There’s a lot of debate over whether this consolidation is a good thing. I guess it depends on your viewpoint. It’s good for consumers, certainly. It’s not necessarily good for other businesses.
Regardless, it’s the way things are going. And the Internet is pushing it even more. Talk about all in one place—Internet retailers can stock virtually anything and not worry about an actual retail space.
Right now, Amazon is on the way to becoming king. And it’s interesting how the company is doing it. A new study by William Blair & Co. compared prices, merchandising overlap and purchasing trends for 24 of the biggest retailers versus Amazon.
The study found that Amazon had 60 percent of the items that the 24 retailers had (22 of which had retail space). Those items were on average 11 percent lower in cost.
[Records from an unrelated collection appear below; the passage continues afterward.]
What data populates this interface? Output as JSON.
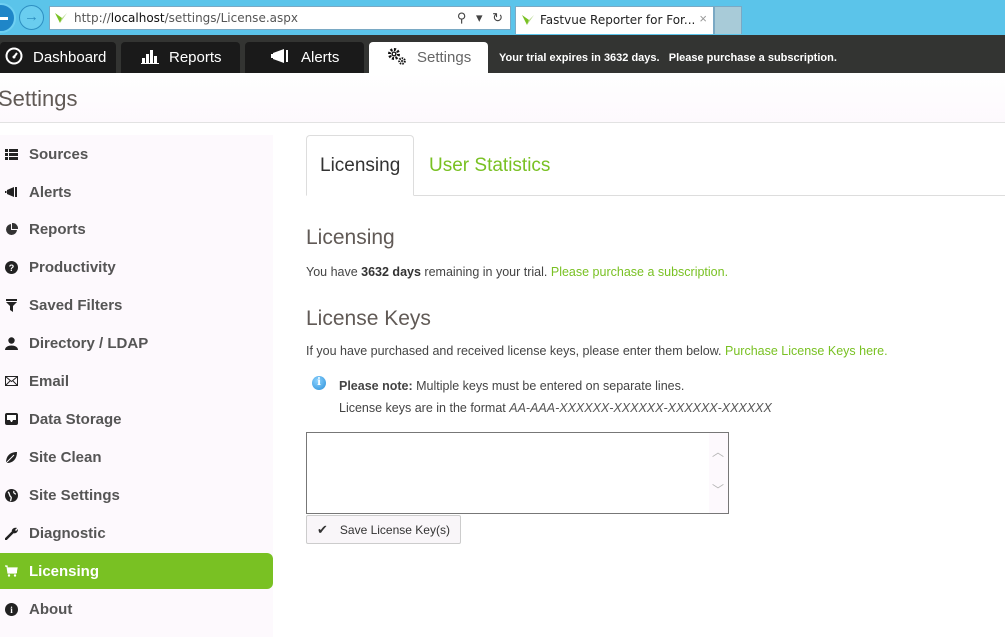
{
  "browser": {
    "url_prefix": "http://",
    "url_host": "localhost",
    "url_path": "/settings/License.aspx",
    "tab_title": "Fastvue Reporter for For...",
    "tab_close": "×",
    "address_tools": "⚲ ▾ ↻",
    "forward_glyph": "→"
  },
  "nav": {
    "tabs": [
      {
        "label": "Dashboard",
        "icon": "dashboard-gauge-icon",
        "glyph": "◔"
      },
      {
        "label": "Reports",
        "icon": "bar-chart-icon",
        "glyph": "▂▆▇"
      },
      {
        "label": "Alerts",
        "icon": "megaphone-icon",
        "glyph": "📢"
      },
      {
        "label": "Settings",
        "icon": "cogs-icon",
        "glyph": "⚙"
      }
    ],
    "trial_notice": "Your trial expires in 3632 days.   Please purchase a subscription."
  },
  "page": {
    "title": "Settings"
  },
  "sidebar": {
    "items": [
      {
        "label": "Sources",
        "glyph": "☷"
      },
      {
        "label": "Alerts",
        "glyph": "◀"
      },
      {
        "label": "Reports",
        "glyph": "◕"
      },
      {
        "label": "Productivity",
        "glyph": "?"
      },
      {
        "label": "Saved Filters",
        "glyph": "▼"
      },
      {
        "label": "Directory / LDAP",
        "glyph": "👤"
      },
      {
        "label": "Email",
        "glyph": "✉"
      },
      {
        "label": "Data Storage",
        "glyph": "▣"
      },
      {
        "label": "Site Clean",
        "glyph": "🍃"
      },
      {
        "label": "Site Settings",
        "glyph": "◉"
      },
      {
        "label": "Diagnostic",
        "glyph": "🔧"
      },
      {
        "label": "Licensing",
        "glyph": "🛒",
        "active": true
      },
      {
        "label": "About",
        "glyph": "i"
      }
    ]
  },
  "main": {
    "tabs": [
      {
        "label": "Licensing",
        "active": true
      },
      {
        "label": "User Statistics",
        "active": false
      }
    ],
    "licensing": {
      "heading": "Licensing",
      "text_before": "You have ",
      "days": "3632 days",
      "text_after": " remaining in your trial. ",
      "purchase_link": "Please purchase a subscription",
      "period": "."
    },
    "license_keys": {
      "heading": "License Keys",
      "intro": "If you have purchased and received license keys, please enter them below. ",
      "purchase_link": "Purchase License Keys here.",
      "note_label": "Please note:",
      "note_text": " Multiple keys must be entered on separate lines.",
      "format_text": "License keys are in the format ",
      "format_value": "AA-AAA-XXXXXX-XXXXXX-XXXXXX-XXXXXX",
      "textarea_value": "",
      "save_label": "Save License Key(s)"
    }
  },
  "colors": {
    "accent": "#79c123",
    "nav_bg": "#333432",
    "browser_chrome": "#5bc4ea"
  }
}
Because Amazon is an online store, taxes don’t usually figure in, although some states are trying to change that.
Shipping factors in, but only on single-item purchases for the most part. And because consumers tend to buy multiple items to counteract shipping charges, Amazon still comes out on top, especially on items over $20.
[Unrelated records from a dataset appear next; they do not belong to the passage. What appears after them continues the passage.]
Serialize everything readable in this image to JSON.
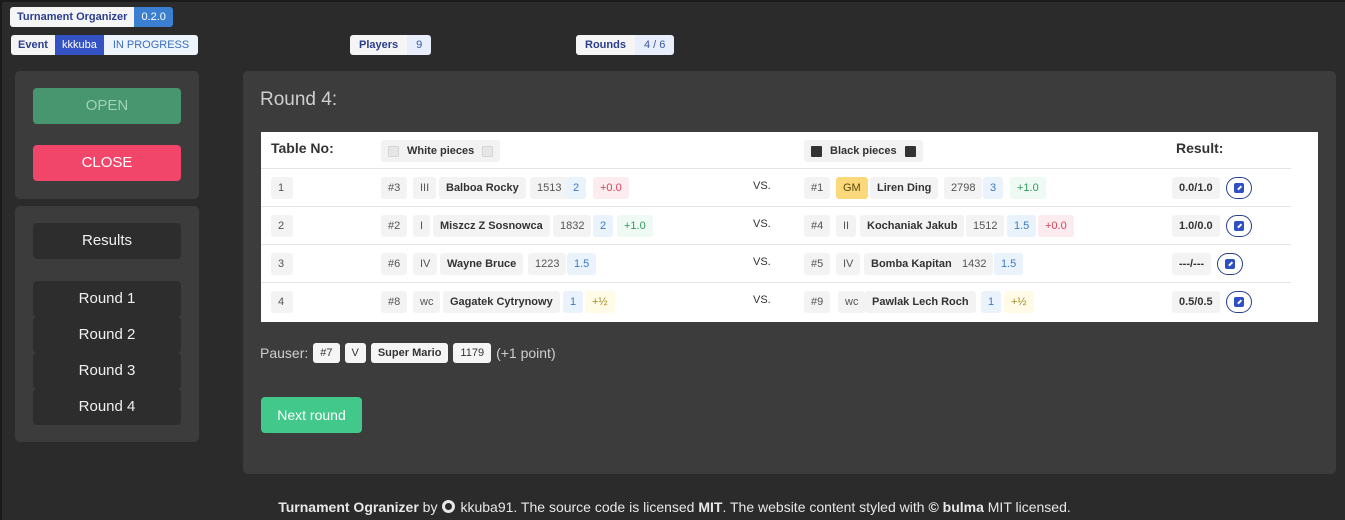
{
  "app": {
    "name": "Turnament Organizer",
    "version": "0.2.0"
  },
  "event": {
    "label": "Event",
    "name": "kkkuba",
    "status": "IN PROGRESS"
  },
  "players": {
    "label": "Players",
    "count": "9"
  },
  "rounds": {
    "label": "Rounds",
    "value": "4 / 6"
  },
  "sidebar": {
    "open_label": "OPEN",
    "close_label": "CLOSE",
    "results_label": "Results",
    "round_items": [
      "Round 1",
      "Round 2",
      "Round 3",
      "Round 4"
    ]
  },
  "main": {
    "title": "Round 4:",
    "headers": {
      "table_no": "Table No:",
      "white": "White pieces",
      "black": "Black pieces",
      "result": "Result:"
    },
    "vs_label": "VS.",
    "rows": [
      {
        "table": "1",
        "white": {
          "seed": "#3",
          "title": "III",
          "name": "Balboa Rocky",
          "rating": "1513",
          "points": "2",
          "delta": "+0.0",
          "delta_kind": "neg"
        },
        "black": {
          "seed": "#1",
          "title": "GM",
          "name": "Liren Ding",
          "rating": "2798",
          "points": "3",
          "delta": "+1.0",
          "delta_kind": "pos"
        },
        "result": "0.0/1.0"
      },
      {
        "table": "2",
        "white": {
          "seed": "#2",
          "title": "I",
          "name": "Miszcz Z Sosnowca",
          "rating": "1832",
          "points": "2",
          "delta": "+1.0",
          "delta_kind": "pos"
        },
        "black": {
          "seed": "#4",
          "title": "II",
          "name": "Kochaniak Jakub",
          "rating": "1512",
          "points": "1.5",
          "delta": "+0.0",
          "delta_kind": "neg"
        },
        "result": "1.0/0.0"
      },
      {
        "table": "3",
        "white": {
          "seed": "#6",
          "title": "IV",
          "name": "Wayne Bruce",
          "rating": "1223",
          "points": "1.5",
          "delta": "",
          "delta_kind": ""
        },
        "black": {
          "seed": "#5",
          "title": "IV",
          "name": "Bomba Kapitan",
          "rating": "1432",
          "points": "1.5",
          "delta": "",
          "delta_kind": ""
        },
        "result": "---/---"
      },
      {
        "table": "4",
        "white": {
          "seed": "#8",
          "title": "wc",
          "name": "Gagatek Cytrynowy",
          "rating": "",
          "points": "1",
          "delta": "+½",
          "delta_kind": "half"
        },
        "black": {
          "seed": "#9",
          "title": "wc",
          "name": "Pawlak Lech Roch",
          "rating": "",
          "points": "1",
          "delta": "+½",
          "delta_kind": "half"
        },
        "result": "0.5/0.5"
      }
    ],
    "pauser": {
      "label": "Pauser:",
      "seed": "#7",
      "title": "V",
      "name": "Super Mario",
      "rating": "1179",
      "note": "(+1 point)"
    },
    "next_round_label": "Next round"
  },
  "footer": {
    "app_name": "Turnament Ogranizer",
    "by": "by",
    "author": "kkuba91",
    "text1": ". The source code is licensed ",
    "license1": "MIT",
    "text2": ". The website content styled with ",
    "bulma": "© bulma",
    "text3": " MIT licensed."
  }
}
What this all means is that Amazon is threatening these big retailers. And because it offers just about anything you can find, it’s doing so across a big spectrum of the consumer market.
Again, bad for those retailers but good for consumers. If you’ve ever shopped online, you know the convenience.
And there is some irony to Amazon pricing out Walmart and Target, which have done the same for mom-and-pop retail shops for years.